Seminář proběhne online. Abstrakt semináře je pouze v angličtině.
Recent studies of phenomena arising from the coupling between spin and heat currents as well as types of anomalous Hall effects (AHE) in various magnetic materials have triggered renewed interest in the anomalous Nernst effect (ANE) as one of the topologically nontrivial phenomena and for its potential application to thermoelectric devices. The ferrimagnetic chalcogenide spinel series CuCr2X4 (X = S, Se, Te) is one of the good candidate for this kind of phenomena, exhibiting long-range magnetic ordering below TC ~ 380, 430 and 325 K for X = S, Se, and Te, respectively, with the saturated magnetic moment at low temperature around 5 μB. It was found that the behavior of AHE and ANE in CuCr2Se4 corresponds to the intrinsic mechanism explained by Karplus-Luttinger theory and its modern generalization based on the Berry-phase method.

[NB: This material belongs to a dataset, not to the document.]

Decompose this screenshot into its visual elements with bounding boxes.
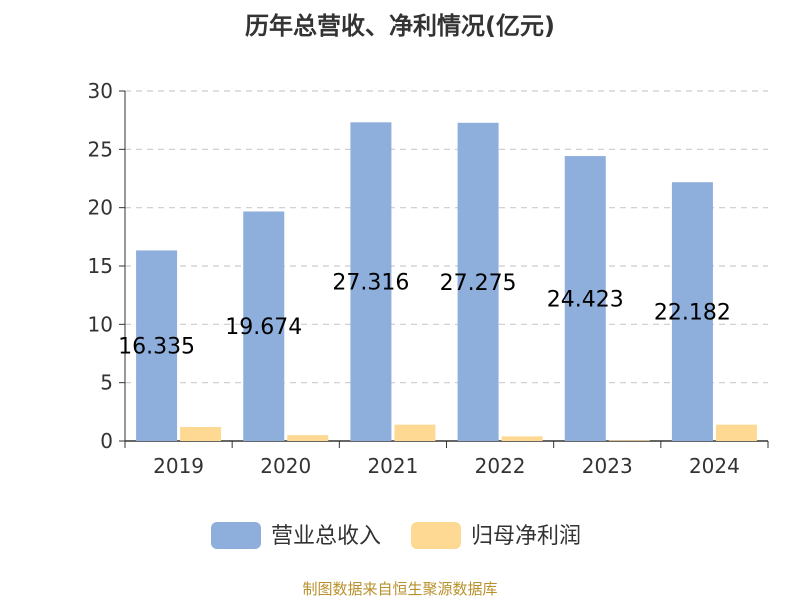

In this presentation, we focus on the comparison of the experimentally determined AHE and ANE of CuCr2X4 with the calculated properties obtained using the Berry's phase approach. First, the basic concept of Berry's phase and its link to electronic structure calculations are presented. By analysing the topological equation of transverse conductivity, we discuss that broken time-reversal symmetry and spin-orbit coupling play an important role in AHE and ANE. Finally, we discuss the overall trends of ANE that are successfully reproduced by Berry-phase calculations for CuCr2X4. The ANE is negative at room temperature for all phases and the highest absolute value ~ 1.5 μV/K is observed for X = Te and Se around room temperature, whereas ANE for X = S is much smaller. A sign change of ANE to positive is observed at 285 K for X = S and at 65 K for X = Se.